Under the Mifid rules the end client must be presented with the cost of each of the services they receive, from advice and platform cost to fund management fees, whereas previously the end client was presented only with a bundled charge, covering all aspects of the service.

Mr Neilson said the fact the adviser usually has a closer relationship with the client than either the platform or the fund house, made it more likely that the adviser fee can be maintained over the other fees.

He also said advice firms can offer a diverse range of services and focus on the more profitable areas, which should help to protect margins.

Mr Neilson said: "It is well known that there are issues affecting the industry, with margin pressure.

"With increasing pressure on fees, fund houses, platforms and advisers are all tussling to maintain, or grow, their share of the overall pie. 

"Our view is that the Mifid rules have changed the business models of advice firms.

"Different firms focus on different areas. Some of them focus on investment management, others on esoteric areas like will writing and others on general financial planning.

"When it comes to fees, it is well known that there is margin pressure in the industry, with the platforms, the asset managers and the advisers all trying to maintain business models.

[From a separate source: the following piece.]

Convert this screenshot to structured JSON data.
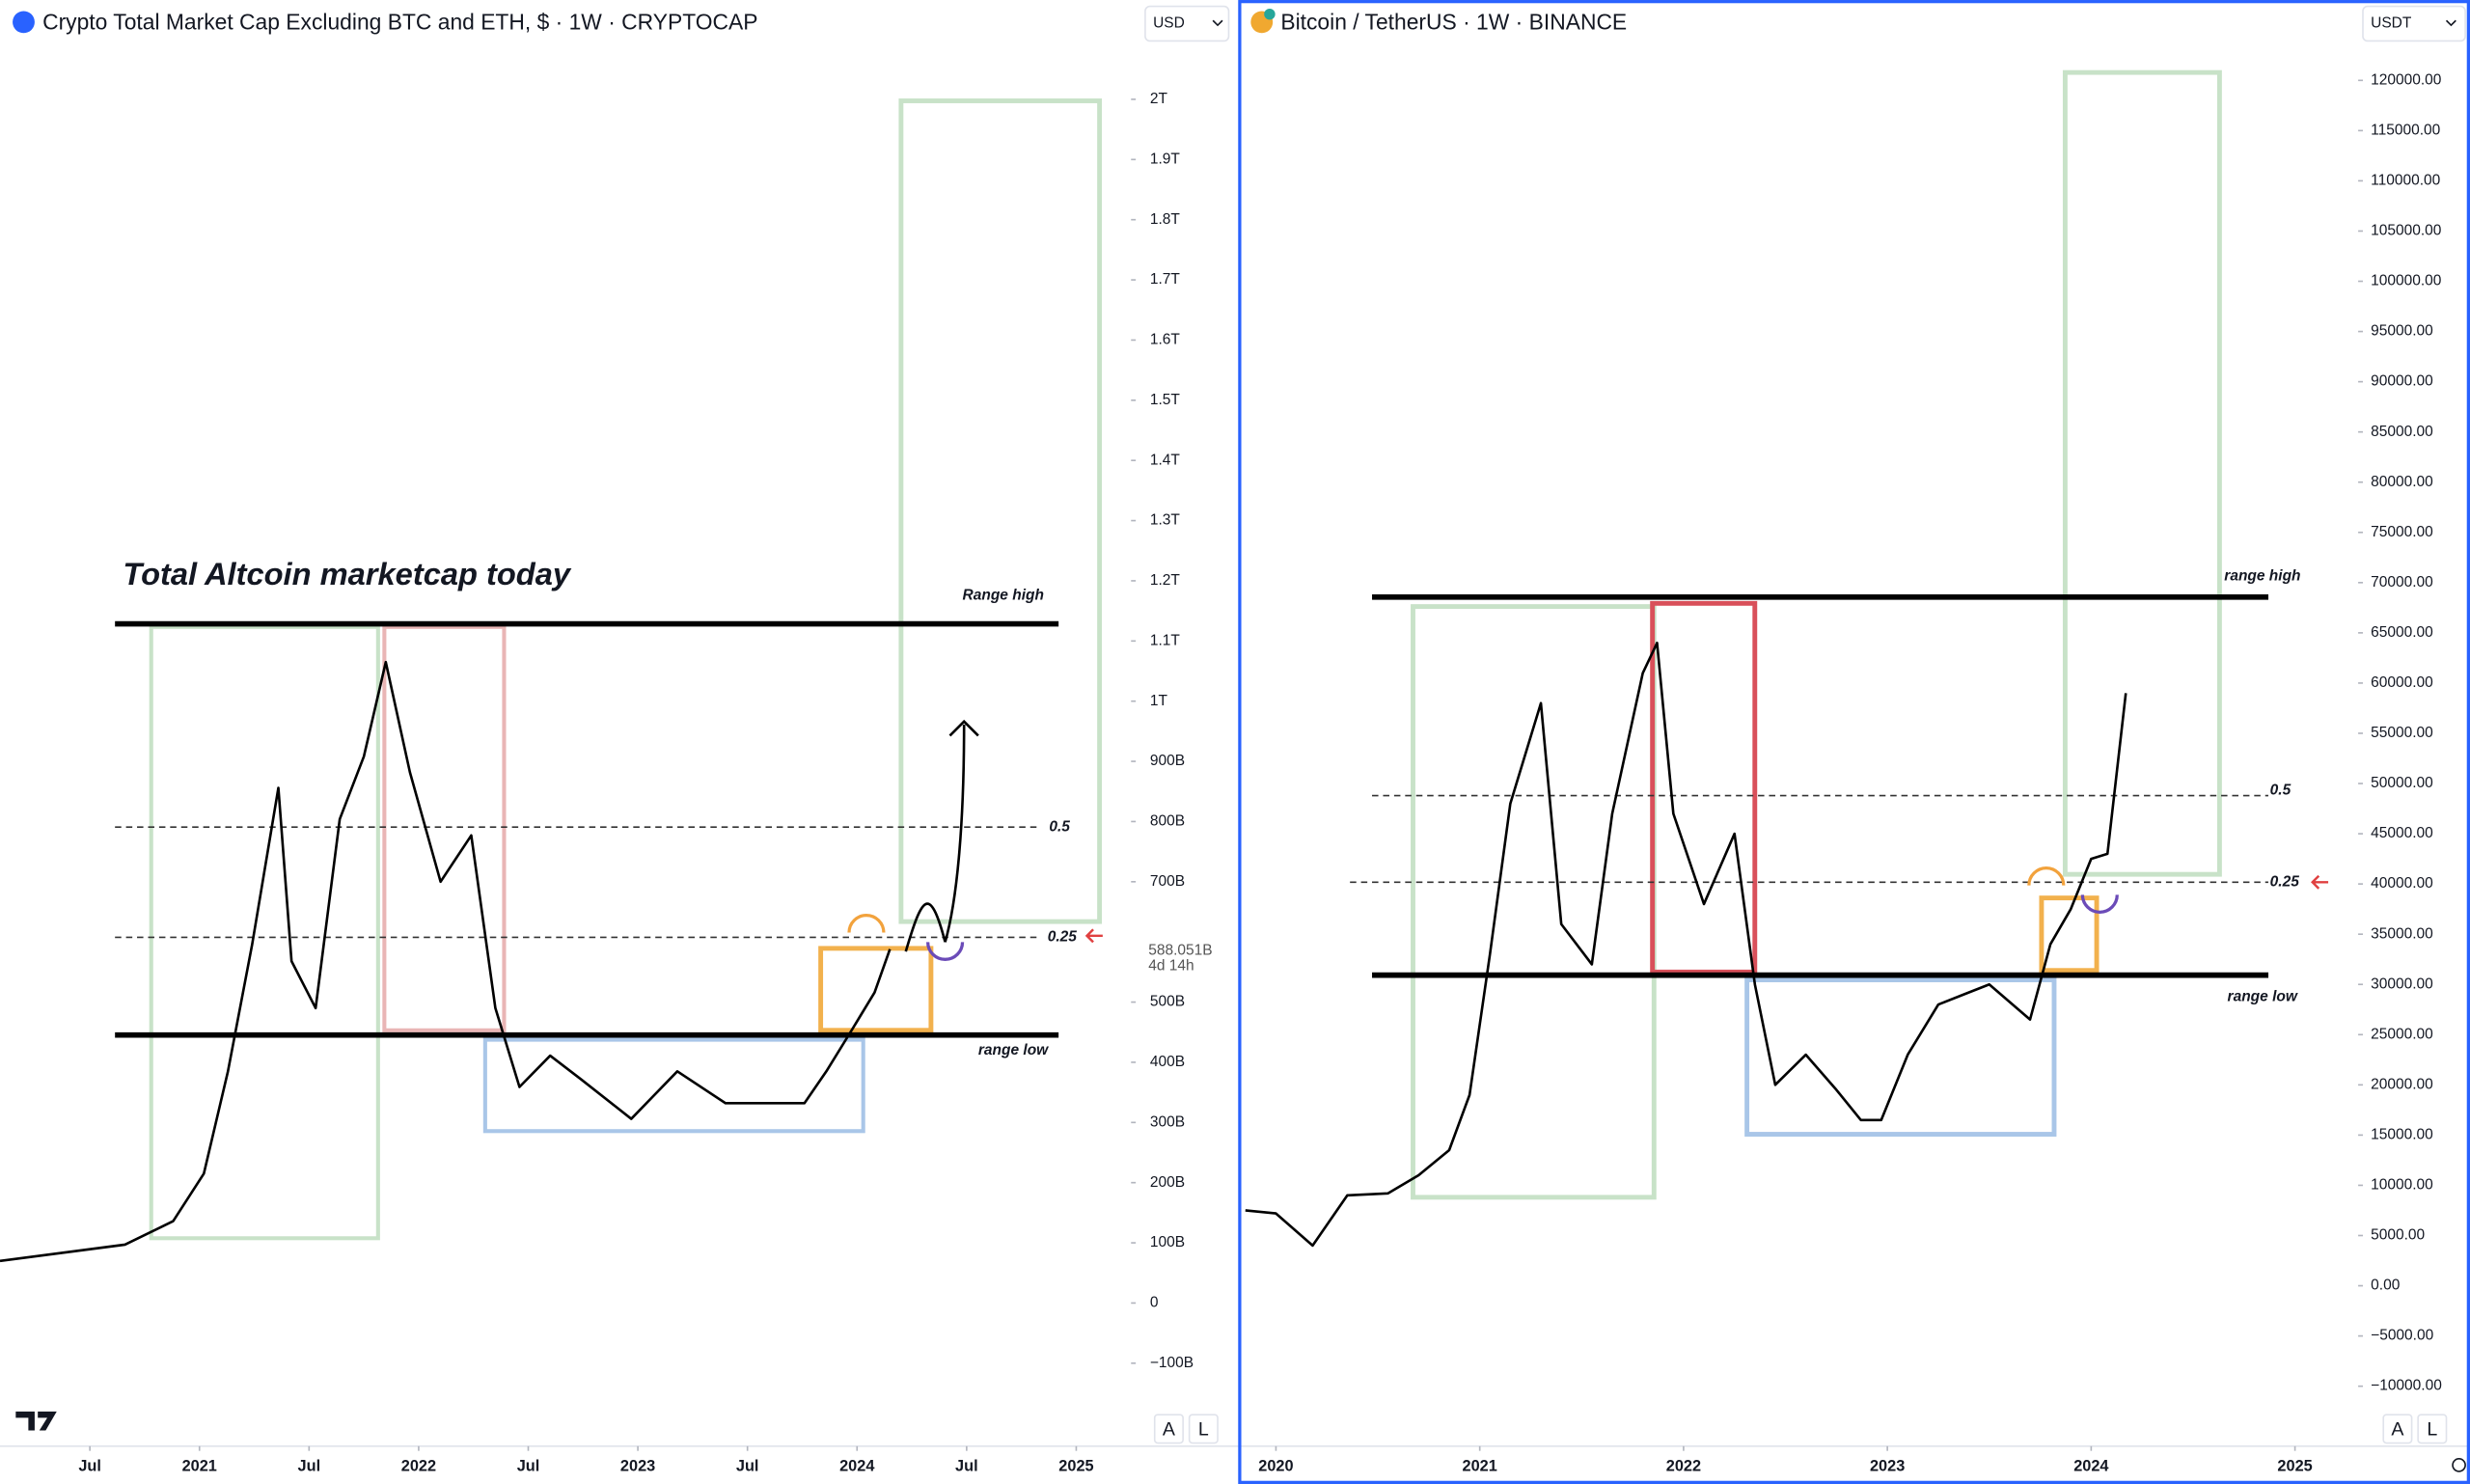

"The segment best able to do with the Mifid disclosure rules is the one that is the one closest to the end client, and that is the adviser." 

But Paul Gibson, an adviser with Granite Financial Planning in Aberdeen, disagreed somewhat, suggesting there would be increased pressure on adviser fees going forward.

He said: "The total cost of investing remains far too high for many.

"Clients are now discovering they are paying over 2 per cent to 3 per cent all in and not receiving a particularly good service or investment performance.

"We have experienced several new enquiries from new clients who are paying 30 to 50 per cent more in fees and receiving substantially less in the way of ongoing service.

"Mifid rules - while good in theory - have been implemented poorly but they are a marked improvement on what has [gone on] before."

Mr Gibson uses almost exclusively passive investment products, as he feels the cost of actively managed investment products does not justify the performance.

Meanwhile Mr Neilson warned the picture could be quite different for platforms, which are already struggling to stay profitable.

The Financial Conduct Authority has previously highlighted that platforms are unprofitable businesses on average.

In the interim report of its platform market study last July the regulator looked at a sample of 20 investment platforms and found larger firms tended to be more profitable than smaller ones.